By: Plato - Read: June 2, 2023 - Rating: 7/10

The Republic is not a speculative philosophy containing some ideology. It was a blueprint of what Plato thought should be implemented. Plato's ideal state is authoritarian: a strict class system determined by "natural" ability, censorship of art and poetry, selective breeding, and philosopher-kings wielding absolute power. Plato genuinely thought deception was acceptable if it maintained social order.

The allegory of the cave is great. But Plato uses it to self-serve. He argues philosophers are the enlightened minority who've escaped ignorance. And thus, they must be entitled to rule over the public, whom Plato calls still chained in the darkness of the cave. It's a convenient philosophy for politics: intellectuals deserve power because they're intellectuals.

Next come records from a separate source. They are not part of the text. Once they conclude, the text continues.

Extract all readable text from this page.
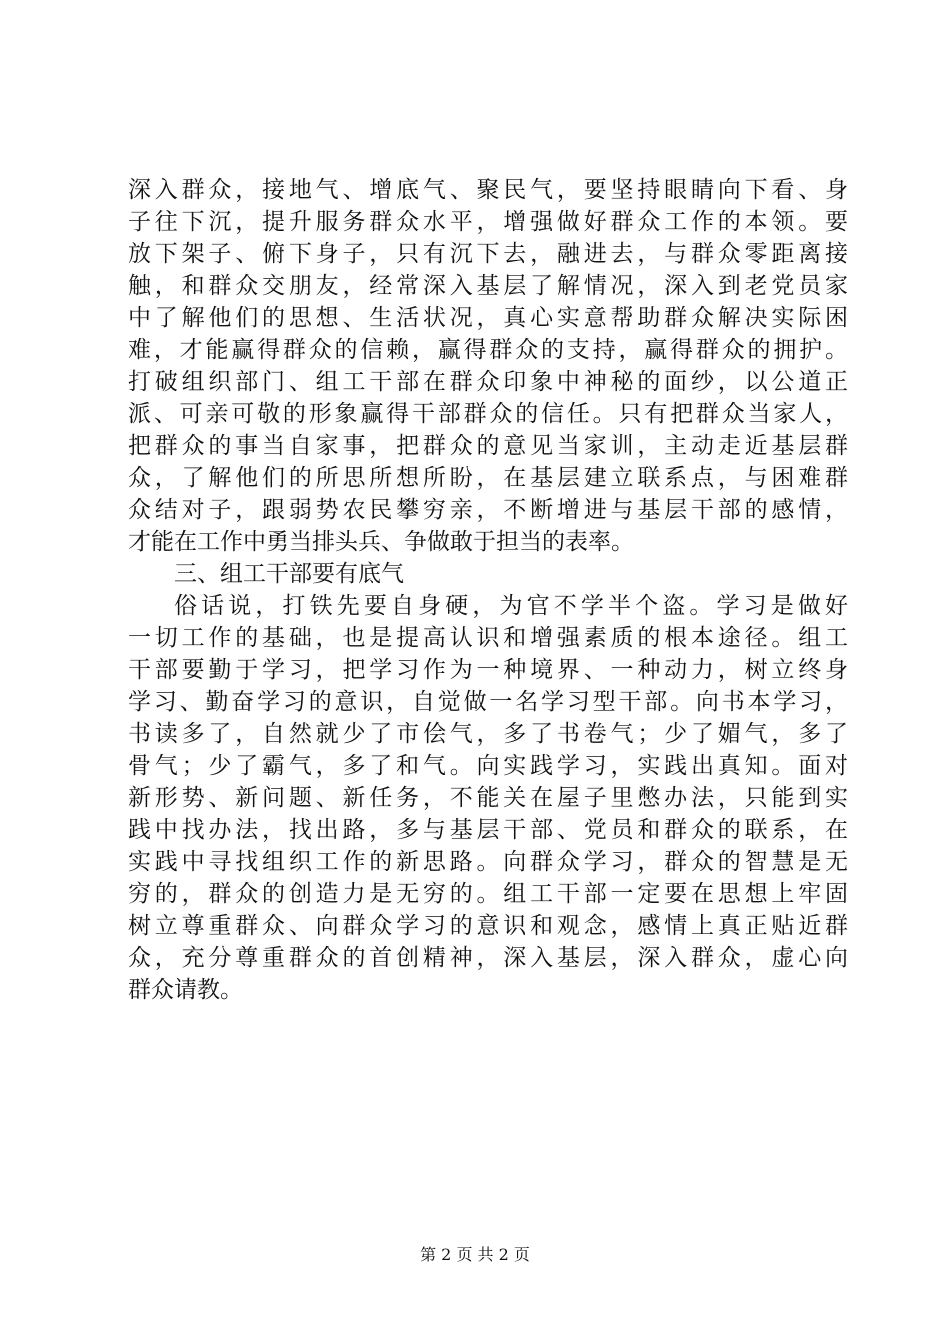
深入群众，接地气、增底气、聚民气，要坚持眼睛向下看、身
子往下沉，提升服务群众水平，增强做好群众工作的本领。要
放下架子、俯下身子，只有沉下去，融进去，与群众零距离接
触，和群众交朋友，经常深入基层了解情况，深入到老党员家
中了解他们的思想、生活状况，真心实意帮助群众解决实际困
难，才能赢得群众的信赖，赢得群众的支持，赢得群众的拥护。
打破组织部门、组工干部在群众印象中神秘的面纱，以公道正
派、可亲可敬的形象赢得干部群众的信任。只有把群众当家人，
把群众的事当自家事，把群众的意见当家训，主动走近基层群
众，了解他们的所思所想所盼，在基层建立联系点，与困难群
众结对子，跟弱势农民攀穷亲，不断增进与基层干部的感情，
才能在工作中勇当排头兵、争做敢于担当的表率。
三、组工干部要有底气
俗话说，打铁先要自身硬，为官不学半个盗。学习是做好
一切工作的基础，也是提高认识和增强素质的根本途径。组工
干部要勤于学习，把学习作为一种境界、一种动力，树立终身
学习、勤奋学习的意识，自觉做一名学习型干部。向书本学习，
书读多了，自然就少了市侩气，多了书卷气；少了媚气，多了
骨气；少了霸气，多了和气。向实践学习，实践出真知。面对
新形势、新问题、新任务，不能关在屋子里憋办法，只能到实
践中找办法，找出路，多与基层干部、党员和群众的联系，在
实践中寻找组织工作的新思路。向群众学习，群众的智慧是无
穷的，群众的创造力是无穷的。组工干部一定要在思想上牢固
树立尊重群众、向群众学习的意识和观念，感情上真正贴近群
众，充分尊重群众的首创精神，深入基层，深入群众，虚心向
群众请教。
第 2 页 共 2 页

Individual autonomy disappears entirely. Everyone exists to serve the collective, and the collective serves the philosophers' vision of "the Good."

What's good, however, is that Plato keeps questioning. What is justice? Who should rule? How do we structure society? But his conclusions are dystopian. The Republic is less a guide than a warning about what happens when abstract ideals overtake human complexity and freedom.

But the book's legacy is undeniable. It shaped Western political thought for centuries. But reading it critically means understanding that just because ideas are ancient and philosophically rigorous doesn't mean they're wise. Plato might've gotten people thinking. But he also got a lot wrong.